The team found that severe maternal mortality or death occurred in 2.2% of births. The relative risk of severe maternal mortality or death was 1.16 (95% CI, 1.14–1.19; P <.001) per .5% increase in A1c and 1.16 (95% CI, 1.13–1.18; P <.001) after adjusting for the main covariates. The adjusted relative risk was increased among those with (1.11; 95% CI, 1.07–1.14; P <.001) and without (1.15; 95% CI, 1.02–1.29; P <.001) known pre-pregnancy diabetes. There was also an increase after the team adjusted for BMI (1.15; 95% CI, 1.11–1.2; P <.001) or chronic hypertension and pre-pregnancy serum creatinine (1.11; 95% CI, 1.04–1.18; P=.002).
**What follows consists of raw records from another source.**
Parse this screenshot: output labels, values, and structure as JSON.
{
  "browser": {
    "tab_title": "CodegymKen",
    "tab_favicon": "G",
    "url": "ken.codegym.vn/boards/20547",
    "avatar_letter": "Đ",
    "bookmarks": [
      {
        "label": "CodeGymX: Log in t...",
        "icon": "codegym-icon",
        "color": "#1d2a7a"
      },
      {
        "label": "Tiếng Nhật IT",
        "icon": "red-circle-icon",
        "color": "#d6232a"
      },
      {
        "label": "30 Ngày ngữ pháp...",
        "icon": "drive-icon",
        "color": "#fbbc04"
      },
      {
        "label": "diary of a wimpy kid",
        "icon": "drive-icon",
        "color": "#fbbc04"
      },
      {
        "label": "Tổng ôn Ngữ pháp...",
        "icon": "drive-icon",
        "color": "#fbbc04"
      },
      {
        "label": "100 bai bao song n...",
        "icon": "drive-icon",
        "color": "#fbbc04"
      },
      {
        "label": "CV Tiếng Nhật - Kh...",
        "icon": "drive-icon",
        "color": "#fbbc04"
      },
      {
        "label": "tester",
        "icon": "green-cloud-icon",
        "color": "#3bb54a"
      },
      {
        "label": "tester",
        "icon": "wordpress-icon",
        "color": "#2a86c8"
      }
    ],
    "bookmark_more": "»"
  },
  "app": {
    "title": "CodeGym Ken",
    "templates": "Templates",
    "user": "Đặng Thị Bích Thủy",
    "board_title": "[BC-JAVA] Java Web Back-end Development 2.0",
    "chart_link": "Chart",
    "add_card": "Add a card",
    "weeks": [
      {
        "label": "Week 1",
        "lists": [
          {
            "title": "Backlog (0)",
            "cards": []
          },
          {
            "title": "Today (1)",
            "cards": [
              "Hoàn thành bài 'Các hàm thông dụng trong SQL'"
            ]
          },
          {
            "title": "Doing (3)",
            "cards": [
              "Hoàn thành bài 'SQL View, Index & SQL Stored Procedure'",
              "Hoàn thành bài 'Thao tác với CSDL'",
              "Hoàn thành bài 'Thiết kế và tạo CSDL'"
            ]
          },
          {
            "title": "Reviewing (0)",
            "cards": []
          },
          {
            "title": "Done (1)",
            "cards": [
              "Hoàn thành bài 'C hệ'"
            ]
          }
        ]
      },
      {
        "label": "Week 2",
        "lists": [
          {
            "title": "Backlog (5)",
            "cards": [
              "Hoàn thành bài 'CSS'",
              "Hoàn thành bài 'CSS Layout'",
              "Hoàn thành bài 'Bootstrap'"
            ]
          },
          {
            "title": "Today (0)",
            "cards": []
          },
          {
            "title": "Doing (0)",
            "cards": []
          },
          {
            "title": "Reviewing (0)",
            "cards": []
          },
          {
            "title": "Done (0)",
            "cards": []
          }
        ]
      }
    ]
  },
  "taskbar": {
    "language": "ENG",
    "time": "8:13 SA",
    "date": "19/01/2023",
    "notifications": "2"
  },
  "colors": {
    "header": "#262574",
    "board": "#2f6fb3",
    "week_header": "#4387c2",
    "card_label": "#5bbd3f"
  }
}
In women with a preconception A1c of 5.8-6.4%, the adjusted relative risk of severe maternal mortality or death was 1.31 (95% CI, 1.06–1.62; P=.01). The adjusted relative risk was 2.84 (95% CI, 2.31–3.49; P <.001) for those with an A1c >6.4%.
Ray and the team suggested further research be done to better understand the potential interaction between BMI, A1c, and risk of severe maternal mortality.
“As there is no current recommendation about A1c testing in nondiabetic pregnant women, especially those with obesity and/or chronic hypertension, our findings may enhance research about the benefits of A1c screening in these women,” the investigators concluded.
The study, “Risk of severe maternal morbidity or death in relation to elevated hemoglobin A1c preconception, and in early pregnancy: A population-based cohort study,” was published online in PLOS Medicine.